Saturday 22nd February 2025
Sandra had invited me on a trip to Umandawa Global Buddhist Village today, which was lovely. We went in the school van, as Madonna from Texas, USA, and Agatha and her daughter, Sohalia, joined us. It is a very interesting place, as it is spread across 70 acres, being envisioned as an aesthetically pleasing and environmentally friendly 'walking monastery', with hamlets, gravel paths, gardens, organic farms, ponds and larger bodies of water, and sculptures.
It was another incredibly hot day today, to the point where when I had to take my sandals off as we entered the complex, it was too hot to put my feet on the ground, which I remembered happened to Valerie and me last year in Batticaloa, when it was so hot that when we took our shoes off to enter the mosque there, we could barely walk across the marble-tiled pathway to the entrance of the mosque. We really have had some scorching weather over the past few days!
I certainly found the Global Buddhist Village aesthetically pleasing, and extremely environmentally friendly, with some beautiful buildings and sculptures - not least the largest statue of a reclining Buddha in Asia (and possibly in the world!). I took quite a few photographs today, with a few of plants, including the green pepper tree plant, showing its peppercorns. I really liked the concept behind the place, although the Buddhist monk who founded it sounds a bit controversial.
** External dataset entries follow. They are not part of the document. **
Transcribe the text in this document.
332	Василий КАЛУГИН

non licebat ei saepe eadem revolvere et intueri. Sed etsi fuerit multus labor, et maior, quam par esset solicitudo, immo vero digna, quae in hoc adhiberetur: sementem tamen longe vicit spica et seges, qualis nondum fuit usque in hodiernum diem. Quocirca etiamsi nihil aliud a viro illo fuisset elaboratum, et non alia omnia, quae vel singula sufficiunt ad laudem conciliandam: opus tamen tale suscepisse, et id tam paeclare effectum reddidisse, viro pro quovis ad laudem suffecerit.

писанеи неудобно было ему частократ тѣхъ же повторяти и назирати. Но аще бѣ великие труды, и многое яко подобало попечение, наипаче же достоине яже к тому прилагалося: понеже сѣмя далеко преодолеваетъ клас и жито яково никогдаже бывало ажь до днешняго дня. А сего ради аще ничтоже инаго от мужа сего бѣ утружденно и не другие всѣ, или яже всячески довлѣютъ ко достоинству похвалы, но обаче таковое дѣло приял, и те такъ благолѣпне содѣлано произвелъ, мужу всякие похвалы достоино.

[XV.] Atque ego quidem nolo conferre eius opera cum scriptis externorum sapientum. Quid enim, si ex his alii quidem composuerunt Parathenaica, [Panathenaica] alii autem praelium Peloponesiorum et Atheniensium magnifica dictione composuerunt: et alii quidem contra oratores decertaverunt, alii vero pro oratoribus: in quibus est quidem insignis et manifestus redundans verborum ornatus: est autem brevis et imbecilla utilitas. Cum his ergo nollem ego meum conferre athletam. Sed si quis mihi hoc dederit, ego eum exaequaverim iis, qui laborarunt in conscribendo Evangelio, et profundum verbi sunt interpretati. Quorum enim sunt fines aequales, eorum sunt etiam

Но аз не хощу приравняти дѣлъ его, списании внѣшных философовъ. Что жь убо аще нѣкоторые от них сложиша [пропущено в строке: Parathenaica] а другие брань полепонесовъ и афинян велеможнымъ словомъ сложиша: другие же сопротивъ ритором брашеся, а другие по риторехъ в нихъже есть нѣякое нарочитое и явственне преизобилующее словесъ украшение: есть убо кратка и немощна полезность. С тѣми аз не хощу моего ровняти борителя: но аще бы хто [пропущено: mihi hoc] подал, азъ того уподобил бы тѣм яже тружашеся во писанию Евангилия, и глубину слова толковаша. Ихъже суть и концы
I got back to find that the pool was empty, but when I went back a few minutes later to swim lessons had started, so I had to postpone it until later. It didn't happen in the end, as Tharika appeared with her daughter, Evinka, so we had a chat, and then went to Pizza Hut for some dinner. It seemed a bit strange being at another Pizza Hut, after my farewell lunch with Yad in Nuwara Eliya, but I have been pleasantly surprised by the quality of their pizzas!
Today's photographs were all taken at Amandawa Global Buddhist Village.
Given the Buddha teaches loss of self, it is perplexing the way he has been attributed such monumental proportions! I wonder how the village can have been founded by a single (humble) monk?